12. The method of claim 11 wherein the detecting of sample application includes: calculating a sample detect voltage per algorithmic instructions of the integrated test strip detection and constant current driver instructions; andcomparing the calculated sample detect voltage to a predetermined threshold.

13. The method of claim 11 wherein the constant current driver instructions are loopback control-based instructions.

14. The method of claim 13 wherein the constant current driver instructions are PID loopback control-based instructions.

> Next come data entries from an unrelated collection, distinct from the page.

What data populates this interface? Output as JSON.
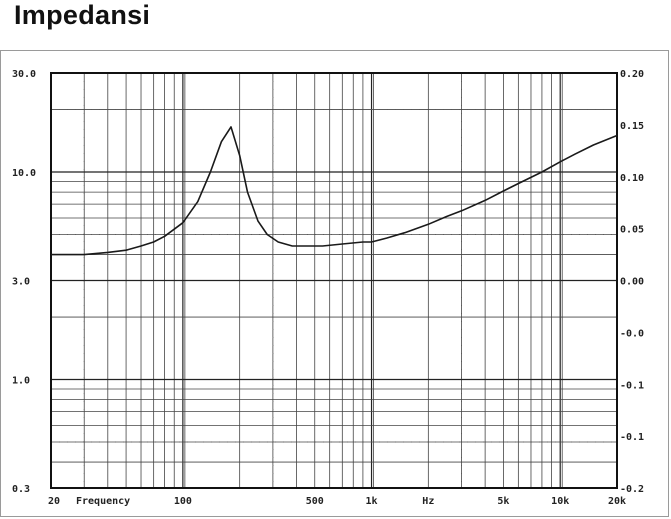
{
  "title": "Impedansi",
  "chart_data": {
    "type": "line",
    "title": "",
    "xlabel": "Frequency",
    "xunit": "Hz",
    "xscale": "log",
    "xlim": [
      20,
      20000
    ],
    "x_ticks": [
      {
        "value": 20,
        "label": "20"
      },
      {
        "value": 100,
        "label": "100"
      },
      {
        "value": 500,
        "label": "500"
      },
      {
        "value": 1000,
        "label": "1k"
      },
      {
        "value": 5000,
        "label": "5k"
      },
      {
        "value": 10000,
        "label": "10k"
      },
      {
        "value": 20000,
        "label": "20k"
      }
    ],
    "yscale": "log",
    "ylim": [
      0.3,
      30
    ],
    "y_ticks_left": [
      "30.0",
      "10.0",
      "3.0",
      "1.0",
      "0.3"
    ],
    "y_ticks_right": [
      "0.20",
      "0.15",
      "0.10",
      "0.05",
      "0.00",
      "-0.0",
      "-0.1",
      "-0.1",
      "-0.2"
    ],
    "grid": true,
    "series": [
      {
        "x": [
          20,
          30,
          40,
          50,
          60,
          70,
          80,
          90,
          100,
          120,
          140,
          160,
          180,
          200,
          220,
          250,
          280,
          320,
          380,
          450,
          550,
          700,
          900,
          1000,
          1200,
          1500,
          2000,
          2500,
          3000,
          4000,
          5000,
          6000,
          8000,
          10000,
          12000,
          15000,
          20000
        ],
        "y": [
          4.0,
          4.0,
          4.1,
          4.2,
          4.4,
          4.6,
          4.9,
          5.3,
          5.7,
          7.2,
          10.0,
          14.0,
          16.5,
          12.0,
          8.0,
          5.8,
          5.0,
          4.6,
          4.4,
          4.4,
          4.4,
          4.5,
          4.6,
          4.6,
          4.8,
          5.1,
          5.6,
          6.1,
          6.5,
          7.3,
          8.1,
          8.8,
          10.0,
          11.2,
          12.2,
          13.5,
          15.0
        ]
      }
    ]
  }
}
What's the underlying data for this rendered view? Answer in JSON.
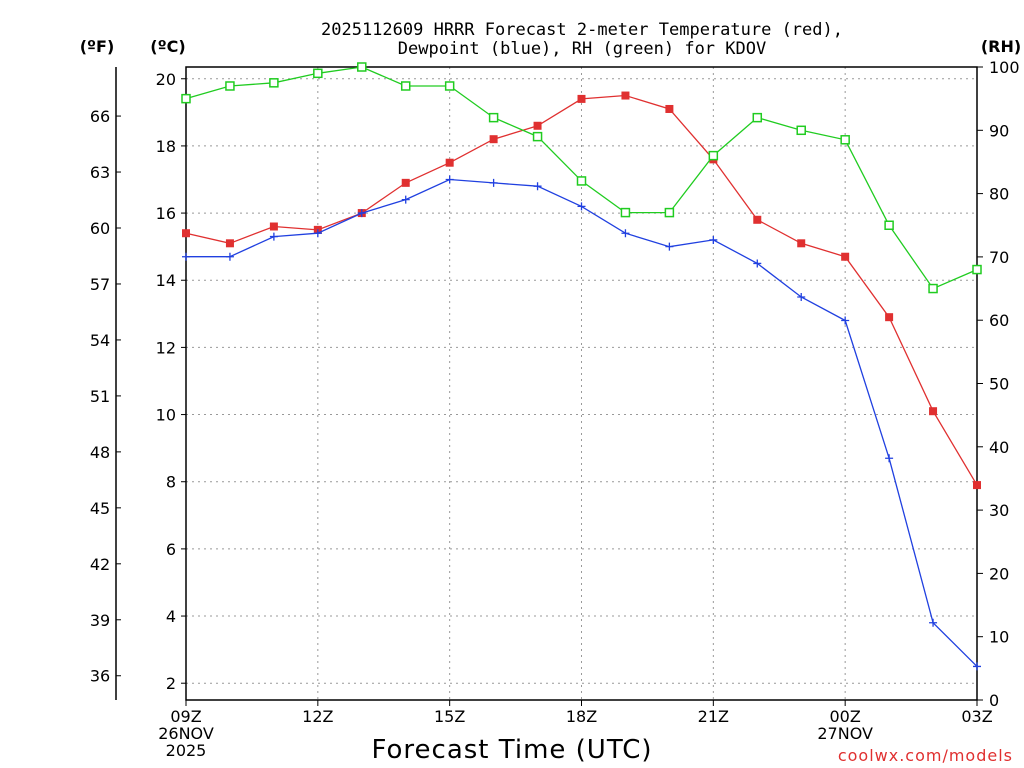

15. The method of claim 14 wherein the constant current driver instructions are PID loopback control-based instructions of the form: Vout=(Ierr*+Gp)+(Iint*Gi)+(Idiff*Gd)

16. The method of claim 12 wherein test strip sample detection triggers analyte determination.

17. The method of claim 12 wherein the test strip sample detection instruction include an averaging algorithm.

18. The method of claim 17 wherein the averaging algorithm is of the form: Uavg′=((N−1)Uavg+Ut)/N

19. The method of claim 9 wherein the analyte is glucose and the bodily fluid sample is a whole blood sample.

20. The method of claim 11 wherein the constant current driver instructions are loopback control-based instructions, and wherein the test strip sample detection instructions include an averaging algorithm.